The concept seeks to make the humanitarian system more effective and relevant by ensuring that humanitarian preparedness and response capacity is domiciled with those nearest to the crisis-affected populations as they are best placed to respond quickly and appropriately”.
Commenting on the approaches adopted by her Ministry to mitigate the suffering caused by humanitarian situations leading to food crises in the country, the Minister said: “The food security challenges in the Northeast are peculiar due to the fluid and volatile situation in the region.

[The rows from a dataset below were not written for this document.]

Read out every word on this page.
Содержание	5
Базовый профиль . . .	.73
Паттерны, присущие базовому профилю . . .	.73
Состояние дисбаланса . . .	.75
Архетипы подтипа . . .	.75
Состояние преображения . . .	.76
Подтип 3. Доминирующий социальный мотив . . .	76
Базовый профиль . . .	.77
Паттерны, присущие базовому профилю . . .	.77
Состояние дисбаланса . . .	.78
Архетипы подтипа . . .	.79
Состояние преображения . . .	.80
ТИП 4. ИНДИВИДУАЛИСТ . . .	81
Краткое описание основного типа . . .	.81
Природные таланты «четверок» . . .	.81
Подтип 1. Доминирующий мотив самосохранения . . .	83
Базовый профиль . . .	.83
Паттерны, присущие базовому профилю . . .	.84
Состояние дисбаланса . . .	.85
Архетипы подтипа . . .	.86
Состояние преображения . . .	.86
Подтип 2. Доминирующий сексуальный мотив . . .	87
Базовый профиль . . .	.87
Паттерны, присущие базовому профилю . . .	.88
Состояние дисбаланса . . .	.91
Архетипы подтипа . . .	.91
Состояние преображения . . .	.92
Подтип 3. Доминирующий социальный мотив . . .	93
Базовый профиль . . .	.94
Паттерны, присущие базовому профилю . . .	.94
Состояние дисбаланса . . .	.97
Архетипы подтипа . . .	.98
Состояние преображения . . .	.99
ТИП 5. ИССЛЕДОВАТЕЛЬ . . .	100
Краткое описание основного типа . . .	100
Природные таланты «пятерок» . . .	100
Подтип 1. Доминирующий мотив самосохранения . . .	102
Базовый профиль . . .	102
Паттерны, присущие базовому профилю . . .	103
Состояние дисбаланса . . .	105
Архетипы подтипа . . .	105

“Nevertheless, the Ministry has been working effectively with both humanitarian stakeholders and the Military to facilitate humanitarian access and promote accountability in the humanitarian space within the Civil-Security Framework and coordination platform.
The recently approved National IDP Policy also provides leadership and guidance framework towards food security for the North-East region, as well as promotes minimum standards and thresholds to tackle ongoing displacement until a durable solution is established for the IDPs”.
During the meeting, she stated that her ministry has put together some programs aimed at addressing food crises and other humanitarian issues faced by the People of Concern in Nigeria.
“The Federal Government, through the National Emergency Management Agency (NEMA) provides rationed food items to IDPs in the Northeast, especially in Borno State. In addition, State governments and other MDAs also channel food through the Ministry or directly to IDPs.”
She explained that the NEMA is currently distributing seedlings, farming inputs and insurance packages to farmers who were affected by the 2020 floods, adding, “the objective is not to replace lost goods and farm produce, but to enhance better quality yields and build resilience among vulnerable farmers and adopt a more sustainable approach to ending food scarcity.”
While commending what she described as the robust support and partnership her Ministry received from donor agencies and development partners, the Minister, however, appealed for increased partnership in key programs, policies, and structures to address the prevailing humanitarian challenges of Nigeria through collective planning and agenda shaping in a coordinated and sustained manner for better impact.
She further called for increased cooperation in the Nigerian humanitarian space, saying, “it is my fervent hope that an effective technical, operational and financial cooperation and support from the UN will significantly contribute towards the effective realization of the Ministry’s twin objectives of achieving effective coordination and impactful implementation of its programmes in a sustainable manner.”